Kinshasa, Congo – The supreme court on Monday upheld President Joseph Kabila’s victory in Congo’s landmark elections, ruling as unfounded the runner-up’s charges of widespread fraud in balloting meant to usher the restive Central African nation toward long-term peace and stability.
Kabila won the landmark Oct. 29 runoff with 58 percent of votes, compared with about 42 percent for former rebel leader Jean-Pierre Bemba, according to the tally confirmed by the court. Bemba had challenged the results, saying the vote was invalidated by systematic cheating.
“The Supreme Court of Justice proclaims Joseph Kabila elected by absolute majority,” Chief Judge Benoit Lwamba said in remarks broadcast on Congolese television.
Judge Kalonda Teleoma said Bemba’s charges were “without foundation.”
The capital appeared calm immediately after the announcement, but the long election process has been marred by sporadic violence.

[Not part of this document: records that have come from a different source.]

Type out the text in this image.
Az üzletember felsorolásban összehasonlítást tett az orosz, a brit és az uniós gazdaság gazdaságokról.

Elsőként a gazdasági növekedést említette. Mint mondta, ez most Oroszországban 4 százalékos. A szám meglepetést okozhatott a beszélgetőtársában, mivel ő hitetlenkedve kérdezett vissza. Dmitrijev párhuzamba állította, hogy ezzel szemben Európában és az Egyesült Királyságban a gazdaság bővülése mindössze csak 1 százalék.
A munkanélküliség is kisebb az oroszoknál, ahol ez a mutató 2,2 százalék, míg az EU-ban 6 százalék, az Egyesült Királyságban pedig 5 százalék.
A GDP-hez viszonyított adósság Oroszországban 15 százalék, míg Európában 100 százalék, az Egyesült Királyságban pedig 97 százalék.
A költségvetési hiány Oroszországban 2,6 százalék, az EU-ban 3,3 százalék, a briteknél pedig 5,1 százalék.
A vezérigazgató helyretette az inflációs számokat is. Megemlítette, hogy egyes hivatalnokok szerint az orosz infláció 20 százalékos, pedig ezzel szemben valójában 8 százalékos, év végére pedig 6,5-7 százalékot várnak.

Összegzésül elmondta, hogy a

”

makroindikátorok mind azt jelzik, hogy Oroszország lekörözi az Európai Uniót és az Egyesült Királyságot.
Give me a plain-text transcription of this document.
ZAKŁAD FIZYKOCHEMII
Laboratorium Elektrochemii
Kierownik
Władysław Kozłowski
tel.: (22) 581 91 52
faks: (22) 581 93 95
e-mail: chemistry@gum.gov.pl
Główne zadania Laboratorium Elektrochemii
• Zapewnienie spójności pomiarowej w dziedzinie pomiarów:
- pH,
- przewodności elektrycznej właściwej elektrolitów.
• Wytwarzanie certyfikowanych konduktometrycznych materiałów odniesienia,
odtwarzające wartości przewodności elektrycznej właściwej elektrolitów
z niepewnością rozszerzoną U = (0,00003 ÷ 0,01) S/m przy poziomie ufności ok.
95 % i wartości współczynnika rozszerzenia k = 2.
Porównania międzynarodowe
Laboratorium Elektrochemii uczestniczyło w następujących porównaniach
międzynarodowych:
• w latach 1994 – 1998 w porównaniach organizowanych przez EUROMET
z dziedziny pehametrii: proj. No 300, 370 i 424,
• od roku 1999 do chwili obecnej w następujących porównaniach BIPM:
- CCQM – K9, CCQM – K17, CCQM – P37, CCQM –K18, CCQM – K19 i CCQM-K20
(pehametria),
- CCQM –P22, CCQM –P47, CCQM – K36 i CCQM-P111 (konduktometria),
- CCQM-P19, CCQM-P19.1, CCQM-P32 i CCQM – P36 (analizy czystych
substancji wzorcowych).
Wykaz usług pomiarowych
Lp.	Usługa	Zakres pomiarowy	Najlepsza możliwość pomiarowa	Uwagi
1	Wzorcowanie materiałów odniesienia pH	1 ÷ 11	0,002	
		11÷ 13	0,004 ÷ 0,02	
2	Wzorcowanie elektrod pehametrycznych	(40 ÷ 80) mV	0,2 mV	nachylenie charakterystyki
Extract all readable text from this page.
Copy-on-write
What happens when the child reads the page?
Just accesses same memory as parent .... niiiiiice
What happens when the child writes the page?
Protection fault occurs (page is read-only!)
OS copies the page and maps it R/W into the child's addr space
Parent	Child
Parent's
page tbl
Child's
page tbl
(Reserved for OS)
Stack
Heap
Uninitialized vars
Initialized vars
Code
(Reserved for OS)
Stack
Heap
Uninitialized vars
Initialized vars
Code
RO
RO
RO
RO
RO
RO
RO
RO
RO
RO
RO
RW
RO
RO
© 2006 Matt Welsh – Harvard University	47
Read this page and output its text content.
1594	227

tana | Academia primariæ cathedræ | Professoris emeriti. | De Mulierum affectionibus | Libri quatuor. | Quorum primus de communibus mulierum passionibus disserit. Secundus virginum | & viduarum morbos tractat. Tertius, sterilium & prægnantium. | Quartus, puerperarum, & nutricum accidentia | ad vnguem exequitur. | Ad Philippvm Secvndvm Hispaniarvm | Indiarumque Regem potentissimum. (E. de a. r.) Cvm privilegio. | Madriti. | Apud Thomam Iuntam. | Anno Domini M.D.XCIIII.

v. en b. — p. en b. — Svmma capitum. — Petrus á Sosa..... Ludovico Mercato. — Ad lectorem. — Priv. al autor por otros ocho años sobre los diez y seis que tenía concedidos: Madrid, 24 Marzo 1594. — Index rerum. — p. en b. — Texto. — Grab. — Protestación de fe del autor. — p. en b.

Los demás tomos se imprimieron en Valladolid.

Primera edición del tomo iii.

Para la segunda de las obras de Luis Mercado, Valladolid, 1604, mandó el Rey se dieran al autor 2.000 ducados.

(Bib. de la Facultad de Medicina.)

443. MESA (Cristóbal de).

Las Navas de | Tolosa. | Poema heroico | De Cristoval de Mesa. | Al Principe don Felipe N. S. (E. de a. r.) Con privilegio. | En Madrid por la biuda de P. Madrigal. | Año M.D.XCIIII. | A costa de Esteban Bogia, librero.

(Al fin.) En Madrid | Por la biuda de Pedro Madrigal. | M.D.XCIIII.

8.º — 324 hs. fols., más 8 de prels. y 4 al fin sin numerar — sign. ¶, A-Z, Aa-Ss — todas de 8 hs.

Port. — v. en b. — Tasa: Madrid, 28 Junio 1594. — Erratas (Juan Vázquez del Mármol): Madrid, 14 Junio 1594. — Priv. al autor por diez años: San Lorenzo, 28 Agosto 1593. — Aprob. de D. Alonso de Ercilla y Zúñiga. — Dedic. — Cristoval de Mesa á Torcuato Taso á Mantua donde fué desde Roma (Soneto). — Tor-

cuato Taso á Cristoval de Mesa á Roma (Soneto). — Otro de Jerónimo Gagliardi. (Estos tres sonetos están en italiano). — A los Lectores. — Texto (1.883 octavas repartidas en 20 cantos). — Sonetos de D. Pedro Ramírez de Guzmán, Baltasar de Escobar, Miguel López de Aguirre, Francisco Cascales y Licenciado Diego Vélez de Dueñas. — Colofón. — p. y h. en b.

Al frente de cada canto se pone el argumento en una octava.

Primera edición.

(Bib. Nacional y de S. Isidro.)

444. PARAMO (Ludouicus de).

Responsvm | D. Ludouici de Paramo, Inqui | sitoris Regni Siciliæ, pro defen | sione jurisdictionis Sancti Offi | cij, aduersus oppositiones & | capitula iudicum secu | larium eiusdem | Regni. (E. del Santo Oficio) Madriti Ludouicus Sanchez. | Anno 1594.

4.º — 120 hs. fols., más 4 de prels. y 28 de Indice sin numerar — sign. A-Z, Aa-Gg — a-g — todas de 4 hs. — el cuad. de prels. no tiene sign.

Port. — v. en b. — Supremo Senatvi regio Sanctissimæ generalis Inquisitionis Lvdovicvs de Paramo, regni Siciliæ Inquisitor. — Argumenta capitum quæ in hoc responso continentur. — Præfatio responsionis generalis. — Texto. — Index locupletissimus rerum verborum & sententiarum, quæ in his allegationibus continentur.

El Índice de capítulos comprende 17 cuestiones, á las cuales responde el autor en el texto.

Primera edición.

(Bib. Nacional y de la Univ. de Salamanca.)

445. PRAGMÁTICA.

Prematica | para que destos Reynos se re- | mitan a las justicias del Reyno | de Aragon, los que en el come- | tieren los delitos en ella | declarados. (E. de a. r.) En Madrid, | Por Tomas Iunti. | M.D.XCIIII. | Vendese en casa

After the announcement, police patrolled near-empty avenues in much of the capital, Kinshasa, as residents stayed in their houses. In a few areas, people sang in the street in celebration, while others shouted support for Bemba.
With Monday’s decision, Kabila is set to become Congo’s first freely elected president since independence from Belgium in 1960.
The mineral-rich country has been hobbled by the 32-year dictatorship of Mobutu Sese Seko and a 1998-2002 war in which neighboring countries pillaged its resources.
Kabila generally has been credited with pushing through the peace plan that ended the war, though his administration has been charged with corruption and his army with serious human-rights abuses. About 17,500 U.N. peacekeepers are overseeing Congo’s postwar transition.